Prior to the procedure, the Anesthesia provider will interview the patient about his general health and review information provided by the physician and the patient. Pertinent information will include the patient's current medical history, medications, allergies, and past medical, surgical and anesthetic history.


What to expect during the procedure

On the day of the procedure, an intravenous line (IV) will be placed in the patient through which medications can be given. The anesthesia care is provided by the Anesthesiologist, a Certified Registered Nurse Anesthetist (CRNA), or the anesthesia team consisting of both. Once in the operating suite, monitors will be placed on the patient to measure his vital signs which include blood pressure, heart rate and rhythm, oxygenation and respiration. Supplemental oxygen is usually given by nasal cannula. IV sedation is then given and the procedure begins. The CRNA will choose an appropriate dose of medication so that the patient remains comfortable throughout the procedure. To ensure the patient's comfort and safety, the CRNA continuously monitors the patient's vital signs and response throughout the procedure.


End of procedure and discharge

At the completion of the procedure, the patient should be easily arousable and is taken to the Recovery Room. He spends about 30 minutes or more there and continues to be monitored by the Recovery Room staff for residual anesthetic effects. The patient is discharged when his functioning level has returned to normal. Since the patient has been given sedatives, the patient is advised not to operate any machinery, go to work, make any major decision, sign any legal document, nor drink alcohol for the rest of that day. In addition, he should have someone to assist him in getting home and watch for any lasting sedative effects or unexpected problem. Clear follow-up instructions and appropriate contact phone numbers are also given at this time. 


Copy of the anesthesia consent that must be signed prior to the administration of the anesthetic.


Anesthesia Associates of Southwest Florida Anesthesia Consent


I consent to the administration of anesthetics by or under the direction and supervision of an anesthetist. I understand that the anesthetist is an independent contractor and not an employee of the facility.
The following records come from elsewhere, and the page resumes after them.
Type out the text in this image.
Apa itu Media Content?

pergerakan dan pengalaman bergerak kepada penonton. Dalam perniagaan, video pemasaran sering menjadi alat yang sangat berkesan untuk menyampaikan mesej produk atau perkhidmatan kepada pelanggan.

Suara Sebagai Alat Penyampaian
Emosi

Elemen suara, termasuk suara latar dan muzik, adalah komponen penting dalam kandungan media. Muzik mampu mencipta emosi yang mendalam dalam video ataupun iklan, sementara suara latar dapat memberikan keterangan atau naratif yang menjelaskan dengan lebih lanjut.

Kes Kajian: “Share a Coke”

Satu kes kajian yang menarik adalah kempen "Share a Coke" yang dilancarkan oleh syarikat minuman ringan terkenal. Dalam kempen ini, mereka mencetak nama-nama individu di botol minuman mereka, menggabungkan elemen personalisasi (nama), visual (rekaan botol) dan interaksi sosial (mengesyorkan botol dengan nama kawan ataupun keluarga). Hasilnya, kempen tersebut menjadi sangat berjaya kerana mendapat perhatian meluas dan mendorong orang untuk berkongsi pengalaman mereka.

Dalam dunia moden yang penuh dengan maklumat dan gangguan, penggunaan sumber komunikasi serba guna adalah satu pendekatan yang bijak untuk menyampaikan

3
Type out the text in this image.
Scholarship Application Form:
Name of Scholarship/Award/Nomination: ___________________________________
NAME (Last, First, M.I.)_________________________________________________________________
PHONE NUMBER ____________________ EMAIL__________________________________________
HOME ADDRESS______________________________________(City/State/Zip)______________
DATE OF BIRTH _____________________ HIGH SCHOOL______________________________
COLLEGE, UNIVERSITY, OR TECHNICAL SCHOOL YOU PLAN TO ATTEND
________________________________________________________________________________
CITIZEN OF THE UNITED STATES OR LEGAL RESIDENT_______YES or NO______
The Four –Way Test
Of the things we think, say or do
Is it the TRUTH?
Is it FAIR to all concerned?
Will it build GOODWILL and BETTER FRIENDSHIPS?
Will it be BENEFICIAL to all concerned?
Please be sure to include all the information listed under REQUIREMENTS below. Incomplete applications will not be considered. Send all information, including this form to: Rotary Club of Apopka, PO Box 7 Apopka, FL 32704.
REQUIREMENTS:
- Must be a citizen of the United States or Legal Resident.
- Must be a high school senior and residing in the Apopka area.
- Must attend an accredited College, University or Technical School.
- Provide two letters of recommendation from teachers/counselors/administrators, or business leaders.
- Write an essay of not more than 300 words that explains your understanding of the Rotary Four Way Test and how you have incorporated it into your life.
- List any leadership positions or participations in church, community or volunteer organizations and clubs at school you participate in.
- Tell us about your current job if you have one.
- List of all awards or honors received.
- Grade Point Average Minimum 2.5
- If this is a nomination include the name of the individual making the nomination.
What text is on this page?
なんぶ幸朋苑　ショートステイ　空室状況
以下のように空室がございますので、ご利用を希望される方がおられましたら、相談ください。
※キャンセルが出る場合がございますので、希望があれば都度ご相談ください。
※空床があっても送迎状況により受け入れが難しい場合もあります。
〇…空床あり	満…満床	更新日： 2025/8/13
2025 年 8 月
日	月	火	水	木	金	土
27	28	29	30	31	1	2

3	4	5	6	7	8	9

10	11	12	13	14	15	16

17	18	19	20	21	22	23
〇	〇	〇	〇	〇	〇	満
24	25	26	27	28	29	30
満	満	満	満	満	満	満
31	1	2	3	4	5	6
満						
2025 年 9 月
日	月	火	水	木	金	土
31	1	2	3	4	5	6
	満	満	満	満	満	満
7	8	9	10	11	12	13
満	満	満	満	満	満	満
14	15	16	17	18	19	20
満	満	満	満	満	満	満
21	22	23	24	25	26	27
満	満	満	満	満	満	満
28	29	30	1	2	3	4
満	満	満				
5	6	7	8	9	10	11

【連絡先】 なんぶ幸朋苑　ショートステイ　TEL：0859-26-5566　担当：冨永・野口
I understand that, though it is unlikely, administration of anesthesia involves risks to me which range from minor discomfort to paralysis, cardiac arrest or death. These risks include headache, backache and injury to the vocal cords, teeth, eyes, nerves, blood vessels, brain, heart and breathing system.


I understand that no guarantee can be made regarding the results of anesthesia. I realize that circumstances may warrant the use of various anesthesia techniques, and therefore, I authorize my doctor and his/her designee, to use anesthesia procedures as my doctor or his/her designee deems necessary.


Following the procedure, the delivery of oxygen may cause a runny nose r sneezing for a day or two, but may last longer. I understand that this should not alarm me, that it is a normal reaction for some people due to the drying and irritation of the nasal membranes.


I have read this form and consent to the administration of anesthetics. I understand that risks associated with eating or drinking before an anesthetic include vomiting, pneumonia and death.